37-year old Robert Hawkins won a landslide decision over Dominick Guinn in a gatekeeper special heavyweight main event on the uninspiring season premiere of ESPN2's Friday Night Fights, emerging victorious by scores of 97-93, 99-91, and 100-90.
Hawkins was a late replacement opponent for Guinn, who was first supposed to fight unbeaten American semi-prospect Alonzo Butler, and then there were other opponents lined up, all of whom fell through. Philadelphia's Hawkins (23-10) stepped in just over a month after being knocked out by Vladimir Virchis, and pulled out his second win in what was a very busy year for the journeyman. He beat Terry Smith via six-round decision in September, and lost to Virchis, David Tua, Jason Estrada, and Jean-Francois Bergeron. Counting a 2006 loss to Kevin Johnson and 2005 defeats at the fists of Eddie Chambers and Samuel Peter, Hawkins came into this fight having lost seven of his previous nine.

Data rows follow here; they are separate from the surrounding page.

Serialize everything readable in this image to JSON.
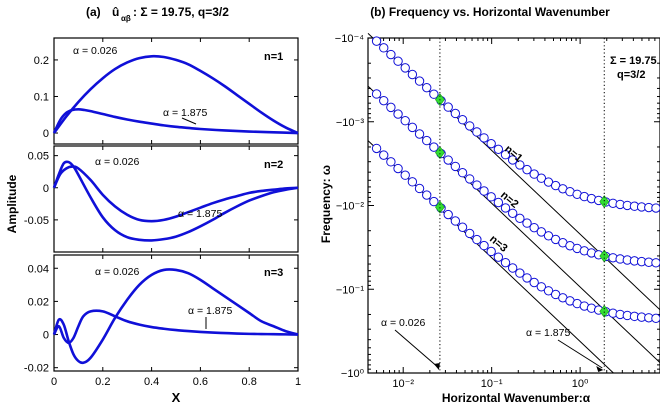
{
  "chart_data": [
    {
      "panel_title": "(a)",
      "title_main": "û",
      "title_sub": "αβ",
      "title_rest": ": Σ = 19.75, q=3/2",
      "type": "line",
      "xlabel": "X",
      "ylabel": "Amplitude",
      "xlim": [
        0,
        1
      ],
      "xticks": [
        "0",
        "0.2",
        "0.4",
        "0.6",
        "0.8",
        "1"
      ],
      "subplots": [
        {
          "mode_label": "n=1",
          "ylim": [
            -0.03,
            0.26
          ],
          "yticks": [
            0,
            0.1,
            0.2
          ],
          "ytick_labels": [
            "0",
            "0.1",
            "0.2"
          ],
          "series": [
            {
              "label": "α = 0.026",
              "x": [
                0,
                0.05,
                0.1,
                0.15,
                0.2,
                0.25,
                0.3,
                0.35,
                0.4,
                0.45,
                0.5,
                0.55,
                0.6,
                0.65,
                0.7,
                0.75,
                0.8,
                0.85,
                0.9,
                0.95,
                1
              ],
              "y": [
                0,
                0.045,
                0.085,
                0.12,
                0.15,
                0.175,
                0.193,
                0.205,
                0.21,
                0.208,
                0.2,
                0.188,
                0.17,
                0.15,
                0.128,
                0.104,
                0.08,
                0.056,
                0.034,
                0.015,
                0
              ]
            },
            {
              "label": "α = 1.875",
              "x": [
                0,
                0.025,
                0.05,
                0.075,
                0.1,
                0.125,
                0.15,
                0.2,
                0.25,
                0.3,
                0.35,
                0.4,
                0.45,
                0.5,
                0.55,
                0.6,
                0.7,
                0.8,
                0.9,
                1
              ],
              "y": [
                0,
                0.035,
                0.055,
                0.063,
                0.065,
                0.063,
                0.06,
                0.052,
                0.044,
                0.037,
                0.031,
                0.026,
                0.021,
                0.017,
                0.014,
                0.011,
                0.007,
                0.004,
                0.002,
                0
              ]
            }
          ]
        },
        {
          "mode_label": "n=2",
          "ylim": [
            -0.1,
            0.065
          ],
          "yticks": [
            -0.05,
            0,
            0.05
          ],
          "ytick_labels": [
            "-0.05",
            "0",
            "0.05"
          ],
          "series": [
            {
              "label": "α = 0.026",
              "x": [
                0,
                0.025,
                0.05,
                0.075,
                0.1,
                0.15,
                0.2,
                0.25,
                0.3,
                0.35,
                0.4,
                0.45,
                0.5,
                0.55,
                0.6,
                0.65,
                0.7,
                0.75,
                0.8,
                0.85,
                0.9,
                0.95,
                1
              ],
              "y": [
                0,
                0.021,
                0.03,
                0.033,
                0.03,
                0.012,
                -0.011,
                -0.029,
                -0.042,
                -0.05,
                -0.052,
                -0.05,
                -0.045,
                -0.038,
                -0.031,
                -0.024,
                -0.018,
                -0.013,
                -0.008,
                -0.005,
                -0.003,
                -0.001,
                0
              ]
            },
            {
              "label": "α = 1.875",
              "x": [
                0,
                0.02,
                0.04,
                0.06,
                0.08,
                0.1,
                0.15,
                0.2,
                0.25,
                0.3,
                0.35,
                0.4,
                0.45,
                0.5,
                0.55,
                0.6,
                0.65,
                0.7,
                0.75,
                0.8,
                0.85,
                0.9,
                0.95,
                1
              ],
              "y": [
                0,
                0.021,
                0.038,
                0.04,
                0.033,
                0.02,
                -0.015,
                -0.046,
                -0.066,
                -0.077,
                -0.081,
                -0.082,
                -0.08,
                -0.076,
                -0.069,
                -0.06,
                -0.05,
                -0.039,
                -0.029,
                -0.02,
                -0.013,
                -0.007,
                -0.003,
                0
              ]
            }
          ]
        },
        {
          "mode_label": "n=3",
          "ylim": [
            -0.022,
            0.048
          ],
          "yticks": [
            -0.02,
            0,
            0.02,
            0.04
          ],
          "ytick_labels": [
            "-0.02",
            "0",
            "0.02",
            "0.04"
          ],
          "series": [
            {
              "label": "α = 0.026",
              "x": [
                0,
                0.02,
                0.04,
                0.06,
                0.08,
                0.1,
                0.12,
                0.15,
                0.2,
                0.25,
                0.3,
                0.35,
                0.4,
                0.45,
                0.5,
                0.55,
                0.6,
                0.65,
                0.7,
                0.75,
                0.8,
                0.85,
                0.9,
                0.95,
                1
              ],
              "y": [
                0,
                0.009,
                0.006,
                -0.004,
                -0.012,
                -0.016,
                -0.017,
                -0.014,
                -0.003,
                0.01,
                0.021,
                0.03,
                0.036,
                0.039,
                0.039,
                0.037,
                0.033,
                0.028,
                0.023,
                0.018,
                0.013,
                0.008,
                0.005,
                0.002,
                0
              ]
            },
            {
              "label": "α = 1.875",
              "x": [
                0,
                0.02,
                0.04,
                0.06,
                0.08,
                0.1,
                0.12,
                0.15,
                0.2,
                0.25,
                0.3,
                0.35,
                0.4,
                0.45,
                0.5,
                0.55,
                0.6,
                0.65,
                0.7,
                0.75,
                0.8,
                0.85,
                0.9,
                0.95,
                1
              ],
              "y": [
                0,
                0.005,
                -0.002,
                -0.005,
                -0.002,
                0.005,
                0.011,
                0.014,
                0.014,
                0.011,
                0.008,
                0.006,
                0.0045,
                0.0035,
                0.0027,
                0.0021,
                0.0016,
                0.0012,
                0.0009,
                0.0006,
                0.0004,
                0.0003,
                0.0002,
                0.0001,
                0
              ]
            }
          ]
        }
      ]
    },
    {
      "panel_title": "(b) Frequency vs. Horizontal Wavenumber",
      "type": "scatter",
      "xlabel": "Horizontal Wavenumber:α",
      "ylabel": "Frequency: ω",
      "x_scale": "log",
      "y_scale": "log",
      "y_axis_direction": "increasing downward",
      "xlim": [
        0.004,
        8
      ],
      "ylim": [
        0.0001,
        1
      ],
      "xtick_labels": [
        "10⁻²",
        "10⁻¹",
        "10⁰"
      ],
      "xtick_values": [
        0.01,
        0.1,
        1
      ],
      "ytick_labels": [
        "−10⁻⁴",
        "−10⁻³",
        "−10⁻²",
        "−10⁻¹",
        "−10⁰"
      ],
      "ytick_values": [
        0.0001,
        0.001,
        0.01,
        0.1,
        1
      ],
      "annotation": [
        "Σ = 19.75",
        "q=3/2"
      ],
      "vertical_markers": [
        {
          "x": 0.026,
          "label": "α = 0.026"
        },
        {
          "x": 1.875,
          "label": "α = 1.875"
        }
      ],
      "series": [
        {
          "name": "n=1",
          "start_x": 0.005,
          "start_y": 0.00011,
          "plateau_y": 0.0115,
          "marker_color": "#1010d8"
        },
        {
          "name": "n=2",
          "start_x": 0.005,
          "start_y": 0.00047,
          "plateau_y": 0.052,
          "marker_color": "#1010d8"
        },
        {
          "name": "n=3",
          "start_x": 0.005,
          "start_y": 0.0021,
          "plateau_y": 0.24,
          "marker_color": "#1010d8"
        }
      ],
      "highlight_color": "#33dd33",
      "highlights_note": "green diamonds at α = 0.026 and α = 1.875 on each branch"
    }
  ]
}
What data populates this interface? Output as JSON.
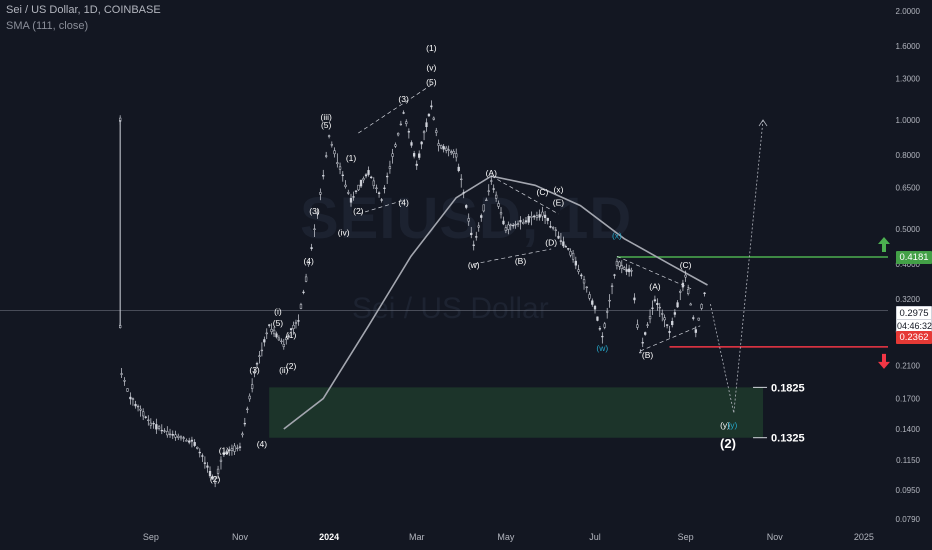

The 32-year old Guinn (28-6-1) has no excuses, though. He was set up to lose to Butler, but now had a fight he should have won, ill-prepared or not. It's not as if Hawkins was planning on fighting him, either, and Guinn wasn't even competitive. This, in my mind, truly puts the stamp on Guinn as absolutely nothing more than a professional opponent who should be fed to prospects ready to become contenders. His other five losses all came to quality fighters. And it's not a knock on Hawkins, but when you're in Guinn's position and you lose to someone in Hawkins', you become the same guy. It's over. There was once excitement about Guinn, and that has long since faded. This loss does little more than convince even the most ardent of Guinn fans (and I've found, strangely, that he has several) that Dominick Guinn, American Hope, is never happening.